Muchos humanistas aseguran que vivimos en un mundo herido, ajenos a los problemas y dificultades de la gente que no tiene ni para comer. La polifacética actriz Amparo Climent, que debuta en el largometraje con el estremecedor documental Las lágrimas de África, va más allá y sentencia que vivimos en un mundo sin corazón. Una afirmación nada descabellada si tenemos en cuenta, por ejemplo, que se cuentan por miles las vidas de seres humanos muertos en su intento de “saltar la valla” de Melilla con el fin de lograr un futuro mejor en el viejo continente. Consciente de que el drama de los refugiados es una de las mayores vergüenzas que padece el mundo contemporáneo, Climent se adentra de lleno en él con un trabajo que escribe y dirige poniéndose por bandera un firme compromiso con la verdad y un alto grado de exigencia para no caer en la lágrima fácil, lo que hubiera convertido a este trabajo necesario en los tiempos en los que vivimos en algo sensacionalista y no en un agitador de conciencias como finalmente es. Narrado en primera persona, la directora consigue lo que muy pocos han conseguido hasta ahora: mostrar este drama humanitario de forma pulcra y cercana a través de una narración depuradísima y una claridad expositiva digna de elogio, lo que convierten sus 70 minutos en 70 minutos cargados de sustancia.
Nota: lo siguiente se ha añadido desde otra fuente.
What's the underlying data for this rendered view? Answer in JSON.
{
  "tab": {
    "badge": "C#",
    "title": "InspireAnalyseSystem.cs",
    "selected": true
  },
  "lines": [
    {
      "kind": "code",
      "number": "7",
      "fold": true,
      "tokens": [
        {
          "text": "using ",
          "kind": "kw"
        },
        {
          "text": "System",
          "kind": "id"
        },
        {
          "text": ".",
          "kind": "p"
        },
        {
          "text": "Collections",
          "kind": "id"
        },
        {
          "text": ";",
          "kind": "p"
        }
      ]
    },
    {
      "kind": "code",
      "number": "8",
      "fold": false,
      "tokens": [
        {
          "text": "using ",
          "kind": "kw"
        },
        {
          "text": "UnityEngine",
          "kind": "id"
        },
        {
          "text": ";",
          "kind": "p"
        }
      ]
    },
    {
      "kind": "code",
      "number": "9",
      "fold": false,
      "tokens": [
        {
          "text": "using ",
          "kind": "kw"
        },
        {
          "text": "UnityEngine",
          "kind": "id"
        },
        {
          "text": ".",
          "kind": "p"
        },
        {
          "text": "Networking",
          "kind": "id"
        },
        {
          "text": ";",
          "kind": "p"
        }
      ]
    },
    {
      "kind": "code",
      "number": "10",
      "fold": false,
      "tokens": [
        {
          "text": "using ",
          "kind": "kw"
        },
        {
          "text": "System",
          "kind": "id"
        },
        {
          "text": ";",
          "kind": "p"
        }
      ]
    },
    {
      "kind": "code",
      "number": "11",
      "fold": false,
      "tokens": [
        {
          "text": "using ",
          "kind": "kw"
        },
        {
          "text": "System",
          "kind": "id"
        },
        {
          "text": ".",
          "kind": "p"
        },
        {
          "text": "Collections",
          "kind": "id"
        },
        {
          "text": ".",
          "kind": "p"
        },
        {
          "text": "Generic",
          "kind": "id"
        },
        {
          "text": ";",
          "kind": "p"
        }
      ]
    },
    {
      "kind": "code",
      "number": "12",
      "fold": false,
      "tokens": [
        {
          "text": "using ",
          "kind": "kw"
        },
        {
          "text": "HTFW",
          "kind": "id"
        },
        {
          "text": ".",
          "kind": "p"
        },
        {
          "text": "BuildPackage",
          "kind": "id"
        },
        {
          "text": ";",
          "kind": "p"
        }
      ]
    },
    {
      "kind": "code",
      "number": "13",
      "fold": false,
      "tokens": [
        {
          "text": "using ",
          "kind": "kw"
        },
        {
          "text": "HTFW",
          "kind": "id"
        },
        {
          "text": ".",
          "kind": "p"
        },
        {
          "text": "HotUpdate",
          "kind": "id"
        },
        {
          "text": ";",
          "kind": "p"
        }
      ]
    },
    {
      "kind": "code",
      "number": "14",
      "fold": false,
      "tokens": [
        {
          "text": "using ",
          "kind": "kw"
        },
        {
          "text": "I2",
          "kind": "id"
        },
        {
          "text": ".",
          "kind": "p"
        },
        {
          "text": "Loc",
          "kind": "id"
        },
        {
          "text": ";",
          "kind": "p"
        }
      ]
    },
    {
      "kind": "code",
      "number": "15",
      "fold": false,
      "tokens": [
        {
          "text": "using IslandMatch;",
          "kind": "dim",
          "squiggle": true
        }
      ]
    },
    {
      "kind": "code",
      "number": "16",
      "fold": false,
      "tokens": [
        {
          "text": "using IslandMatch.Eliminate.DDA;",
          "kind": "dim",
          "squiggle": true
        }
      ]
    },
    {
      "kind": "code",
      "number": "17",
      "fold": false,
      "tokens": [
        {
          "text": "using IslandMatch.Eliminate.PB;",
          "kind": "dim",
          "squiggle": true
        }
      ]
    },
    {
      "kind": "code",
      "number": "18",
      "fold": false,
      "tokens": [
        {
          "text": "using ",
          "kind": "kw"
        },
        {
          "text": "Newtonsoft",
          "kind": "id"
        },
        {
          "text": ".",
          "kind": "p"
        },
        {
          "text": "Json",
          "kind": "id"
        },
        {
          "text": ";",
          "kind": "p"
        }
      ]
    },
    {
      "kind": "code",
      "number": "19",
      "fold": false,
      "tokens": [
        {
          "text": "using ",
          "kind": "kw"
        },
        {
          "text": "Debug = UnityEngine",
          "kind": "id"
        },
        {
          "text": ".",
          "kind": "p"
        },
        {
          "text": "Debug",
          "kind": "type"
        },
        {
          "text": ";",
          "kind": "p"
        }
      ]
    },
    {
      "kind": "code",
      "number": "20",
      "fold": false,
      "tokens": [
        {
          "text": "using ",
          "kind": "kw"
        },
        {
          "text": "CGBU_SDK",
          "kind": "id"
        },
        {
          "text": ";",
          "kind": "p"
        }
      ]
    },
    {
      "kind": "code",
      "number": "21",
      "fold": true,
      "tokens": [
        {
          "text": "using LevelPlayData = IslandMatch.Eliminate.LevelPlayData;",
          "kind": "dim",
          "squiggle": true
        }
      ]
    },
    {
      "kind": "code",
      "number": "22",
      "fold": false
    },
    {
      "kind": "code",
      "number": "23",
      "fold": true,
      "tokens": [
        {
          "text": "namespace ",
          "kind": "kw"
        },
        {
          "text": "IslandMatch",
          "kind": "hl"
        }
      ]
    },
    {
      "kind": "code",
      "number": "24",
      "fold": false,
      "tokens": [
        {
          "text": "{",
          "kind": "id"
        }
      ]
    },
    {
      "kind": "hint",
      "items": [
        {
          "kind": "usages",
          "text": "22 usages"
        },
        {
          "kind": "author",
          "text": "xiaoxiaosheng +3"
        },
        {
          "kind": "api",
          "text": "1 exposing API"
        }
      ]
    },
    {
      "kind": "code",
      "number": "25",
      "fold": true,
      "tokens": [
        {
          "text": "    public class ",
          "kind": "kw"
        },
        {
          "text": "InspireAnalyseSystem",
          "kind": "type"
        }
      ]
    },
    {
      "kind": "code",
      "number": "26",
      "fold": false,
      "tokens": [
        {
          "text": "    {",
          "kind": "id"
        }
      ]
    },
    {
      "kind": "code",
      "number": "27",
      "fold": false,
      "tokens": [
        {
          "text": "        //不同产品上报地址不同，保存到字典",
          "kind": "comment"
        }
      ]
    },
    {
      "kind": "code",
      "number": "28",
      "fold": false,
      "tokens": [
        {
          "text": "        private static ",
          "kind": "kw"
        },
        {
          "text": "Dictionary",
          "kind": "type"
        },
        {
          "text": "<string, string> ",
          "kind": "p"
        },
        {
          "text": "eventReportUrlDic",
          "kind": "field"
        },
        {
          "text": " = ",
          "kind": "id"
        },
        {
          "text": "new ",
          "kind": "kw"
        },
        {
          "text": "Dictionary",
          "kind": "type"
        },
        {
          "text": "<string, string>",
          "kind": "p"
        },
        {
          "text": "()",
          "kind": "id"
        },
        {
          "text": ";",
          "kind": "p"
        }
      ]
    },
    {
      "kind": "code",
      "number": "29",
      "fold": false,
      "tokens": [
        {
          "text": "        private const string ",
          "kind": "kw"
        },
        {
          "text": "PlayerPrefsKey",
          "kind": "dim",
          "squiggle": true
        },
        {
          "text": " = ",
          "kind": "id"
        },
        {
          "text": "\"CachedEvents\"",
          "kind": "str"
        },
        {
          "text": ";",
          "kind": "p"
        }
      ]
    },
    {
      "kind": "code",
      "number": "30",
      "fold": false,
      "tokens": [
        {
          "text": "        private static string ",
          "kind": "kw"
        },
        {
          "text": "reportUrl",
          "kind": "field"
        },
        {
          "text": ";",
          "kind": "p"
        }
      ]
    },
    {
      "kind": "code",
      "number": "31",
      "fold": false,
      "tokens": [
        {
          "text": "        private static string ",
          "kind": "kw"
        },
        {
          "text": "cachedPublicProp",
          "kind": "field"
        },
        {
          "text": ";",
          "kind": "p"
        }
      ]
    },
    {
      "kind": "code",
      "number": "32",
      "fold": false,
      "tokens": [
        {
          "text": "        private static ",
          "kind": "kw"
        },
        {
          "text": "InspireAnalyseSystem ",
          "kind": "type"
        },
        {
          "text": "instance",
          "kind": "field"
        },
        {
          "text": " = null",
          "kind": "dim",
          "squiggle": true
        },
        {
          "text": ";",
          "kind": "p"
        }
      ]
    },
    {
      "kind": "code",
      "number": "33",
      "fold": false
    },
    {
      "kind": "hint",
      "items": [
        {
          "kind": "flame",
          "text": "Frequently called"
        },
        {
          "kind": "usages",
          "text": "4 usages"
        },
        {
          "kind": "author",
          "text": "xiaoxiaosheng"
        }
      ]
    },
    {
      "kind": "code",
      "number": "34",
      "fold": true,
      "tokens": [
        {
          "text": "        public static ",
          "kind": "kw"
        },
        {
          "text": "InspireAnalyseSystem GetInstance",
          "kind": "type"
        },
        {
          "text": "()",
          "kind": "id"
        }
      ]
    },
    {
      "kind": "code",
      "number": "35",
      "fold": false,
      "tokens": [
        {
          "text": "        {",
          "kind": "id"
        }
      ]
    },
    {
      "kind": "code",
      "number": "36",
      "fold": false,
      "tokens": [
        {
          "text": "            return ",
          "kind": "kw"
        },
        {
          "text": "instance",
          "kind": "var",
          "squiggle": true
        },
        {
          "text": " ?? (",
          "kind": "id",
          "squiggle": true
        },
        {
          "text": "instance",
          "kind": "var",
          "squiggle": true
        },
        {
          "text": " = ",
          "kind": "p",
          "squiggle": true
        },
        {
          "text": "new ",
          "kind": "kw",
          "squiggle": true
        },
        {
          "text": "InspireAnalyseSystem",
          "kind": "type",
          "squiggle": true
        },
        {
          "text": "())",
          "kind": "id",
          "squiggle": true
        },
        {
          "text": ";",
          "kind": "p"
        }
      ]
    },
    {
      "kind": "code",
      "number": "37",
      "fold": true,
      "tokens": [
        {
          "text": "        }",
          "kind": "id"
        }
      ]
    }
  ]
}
Las lágrimas de África tiene como misión mostrarnos las dificultades a las que tienen que hacer frente los refugiados cada día para conseguir saltar la valla de Melilla y alcanzar una vida digna al otro lado del Mediterráneo. Sin embargo, lejos de ser un relato meramente descriptivo, el largometraje se alza con un documento de denuncia de primer orden no sólo por las escandalosas imágenes de gente arriesgando su vida con el fin de buscar un futuro mejor, sino por sus referencias explícitas al gobierno español, a la policía marroquí o a demás entidades de primer orden que son cómplices y responsables directas de este desastre. Sin auto-censura de ningún tipo, y siempre llamando a las cosas por su nombre, Climent se apoya en todo tipo de material gráfico, sonoro e imágenes de archivo para dar credibilidad a sus denuncias, como las bochornosas palabras del Ministro de Interior Jorge Fernández Díaz cuando aseguró que la guardia civil no había disparado a un grupo de jóvenes subsaharianos cuando, viendo las imágenes del desgraciado suceso, queda demostrado que mintió. Implacable se muestra también la directora a la hora de condenar las lamentables métodos empleados para frenar el flujo migratorio del áfrica subsahariana, como los equipos de visión nocturna o las cuchillas, como si en vez de seres humanos intentando huir del horror estuviésemos hablando de ganado -métodos, como bien remarca la autora, financiados por el dinero público de la Unión Europea, lo cual es más escandaloso aún-.
Amparo Climent acierta al dividir su trabajo en 4 capítulos: “Excitatio” -el despertar-, “Itineratur” -el viaje- “Inventionem” -el descubrimiento- y “Extremus” -el final-, que se corresponden con los 4 momentos vitales de la propia autora por este viaje físico, pero también espiritual, ya que ni su vida ni su escala de valores volvió a ser la misma tras conocer de primera mano a muchas de estas personas. El primer episodio sirve para contextualizar los hechos mientras el segundo habla de la propia experiencia de la autora en Melilla. El tercero, por su parte, se centra en el monte Gugurú y el último sirve para arrojar conclusiones. Climent mantiene el mismo tono a lo largo de todo el documental, conjugando la belleza de las palabras con la dureza de las imágenes, seleccionando muy bien con su propia cámara lo que tiene que filmar, haciendo un extraordinario uso de los silencios, dando la palabra a un puñado de personalidades expertas en la materia que enriquecen el conjunto e imprimiendo a la narración de un toque poético que en ningún momento queda impostado, sino todo lo contrario: contribuye a dotar de belleza y sentimiento las imágenes –“el color de las lágrimas de una mujer blanca en un día de invierno era del mismo color de las suyas”-. Si algo se le podría reprochar al conjunto es un uso excesivamente enfático de la música, cuando la mayoría de las imágenes aquí filmadas hablan por sí solas, sin necesidad de música.
Es cierto que desde el punto de vista de la técnica cinematográfica algunos planos pueden pecar de no estar lo suficientemente trabajados, pero lo que realmente importa aquí no es el acabado estilístico de los planos, sino lo que muestran todos y cada uno de ellos. Y en cada plano de Las lágrimas de África reina la desesperación, la angustia, la pobreza. Cada plano, en efecto, es un grito para hacernos despertar, para tomar conciencia y actuar de una vez ante un drama humanitario que muy pocos de los que dirigen este mundo sin corazón del que habla Climent han demostrado tener la voluntad de solucionar. En nuestras manos está.